Search code examples
rloadread.table

Meta data .gz file in r won't load properly


The file here: https://www.ncbi.nlm.nih.gov/geo/query/acc.cgi?acc=GSE104323

called: GSE104323_metadata_barcodes_24185cells.txt.gz

Will not load properly in R, it is missing the age column which is arguably the most important metadata and half the columns are NA's.

The following code loads the data.

hochgerner24k_2018_meta <- read.table(paste(testsetpath,"/Hochgerner2018/GSE104323_metadata_barcodes_24185cells.txt.gz", sep=""), header =TRUE, fill =TRUE)

Without fill = TRUE the following error occurs:

Error in scan(file = file, what = what, sep = sep, quote = quote, dec = dec, :
line 1 did not have 30 elements

How can I load this metadata into a dataframe without all this missing information?


Solution

  • That file doesn't have any metadata that I can see. It's a tab-separated file. How do I know that? Well I suppose I could have looked at its documentation which is probably around some where, but what I did instead was to look at it in a text editor --->

    enter image description here

    You can observe the typical arrangement of text for a tab-separated file: all the columns are left aligned with some of them shifting over when the text bleeds over into the next column.

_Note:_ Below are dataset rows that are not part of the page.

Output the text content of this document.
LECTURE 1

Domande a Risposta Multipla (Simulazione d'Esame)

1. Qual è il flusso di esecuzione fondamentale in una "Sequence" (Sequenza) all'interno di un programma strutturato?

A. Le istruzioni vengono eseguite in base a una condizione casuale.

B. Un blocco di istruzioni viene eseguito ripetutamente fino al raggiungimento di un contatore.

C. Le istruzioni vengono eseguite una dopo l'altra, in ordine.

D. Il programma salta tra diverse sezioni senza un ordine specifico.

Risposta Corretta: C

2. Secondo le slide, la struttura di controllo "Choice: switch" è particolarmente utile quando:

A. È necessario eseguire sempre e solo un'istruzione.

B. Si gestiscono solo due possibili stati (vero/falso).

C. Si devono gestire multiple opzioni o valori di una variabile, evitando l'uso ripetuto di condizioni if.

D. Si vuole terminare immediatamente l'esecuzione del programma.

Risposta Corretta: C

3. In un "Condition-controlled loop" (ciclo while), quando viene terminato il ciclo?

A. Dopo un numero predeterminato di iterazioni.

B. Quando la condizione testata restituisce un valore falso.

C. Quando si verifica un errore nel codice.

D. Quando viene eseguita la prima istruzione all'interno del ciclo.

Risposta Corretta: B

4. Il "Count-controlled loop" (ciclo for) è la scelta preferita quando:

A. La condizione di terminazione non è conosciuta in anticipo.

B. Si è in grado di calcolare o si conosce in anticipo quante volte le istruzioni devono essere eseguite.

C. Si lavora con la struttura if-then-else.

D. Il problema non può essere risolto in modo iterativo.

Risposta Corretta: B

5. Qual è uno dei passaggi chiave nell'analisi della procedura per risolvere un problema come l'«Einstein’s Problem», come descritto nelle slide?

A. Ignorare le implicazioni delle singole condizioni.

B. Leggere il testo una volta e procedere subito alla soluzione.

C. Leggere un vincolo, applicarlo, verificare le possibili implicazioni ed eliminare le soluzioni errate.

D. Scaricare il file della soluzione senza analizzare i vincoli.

    hochgerner24k_2018_meta <- read.table("~/Downloads/GSE104323_metadata_barcodes_24185cells.txt.gz", header =TRUE, sep="\t")
    > str(hochgerner24k_2018_meta)
    'data.frame':   24216 obs. of  11 variables:
     $ Sample.name..24185.single.cells.      : chr  "10X79_1_AAACTAGCTAGCCC-" "10X79_1_AAACTAGGATGTAT-" "10X79_1_AAACTCACGGCGTT-" "10X79_1_AAACTGTCGGCTCA-" ...
     $ source.name                           : chr  "dentate gyrus" "dentate gyrus" "dentate gyrus" "dentate gyrus" ...
     $ organism                              : chr  "Mus musculus" "Mus musculus" "Mus musculus" "Mus musculus" ...
     $ characteristics..strain               : chr  "hGFAP-GFP" "hGFAP-GFP" "hGFAP-GFP" "hGFAP-GFP" ...
     $ characteristics..age                  : chr  "P120" "P120" "P120" "P120" ...
     $ characteristics..sex.of.pooled.animals: chr  "2males+1female" "2males+1female" "2males+1female" "2males+1female" ...
     $ characteristics..cell.cluster         : chr  "Neuroblast" "OPC" "GC-adult" "MOL" ...
     $ molecule                              : chr  "total RNA" "total RNA" "total RNA" "total RNA" ...
     $ SRR.run.accession                     : chr  "SRR6089817" "SRR6089947" "SRR6089529" "SRR6089595" ...
     $ raw.file..original.file.name.         : chr  "10X79_1_AAACTAGCTAGCCC.fq.gz" "10X79_1_AAACTAGGATGTAT.fq.gz" "10X79_1_AAACTCACGGCGTT.fq.gz" "10X79_1_AAACTGTCGGCTCA.fq.gz" ...
     $ UMI_CellularBarcode                   : chr  "CGGCGATCCC_AAACTAGCTAGCCC" "AGTGGTAATG_AAACTAGGATGTAT" "GGGTGCGCTC_AAACTCACGGCGTT" "CCTTTCAACG_AAACTGTCGGCTCA" ...
    

    Note: .gz files will not always be this format (or any format). They are just compressed and the delimiter has no particular special importance to the compression algorithm. The next .gz file you see could have any structure or no structure.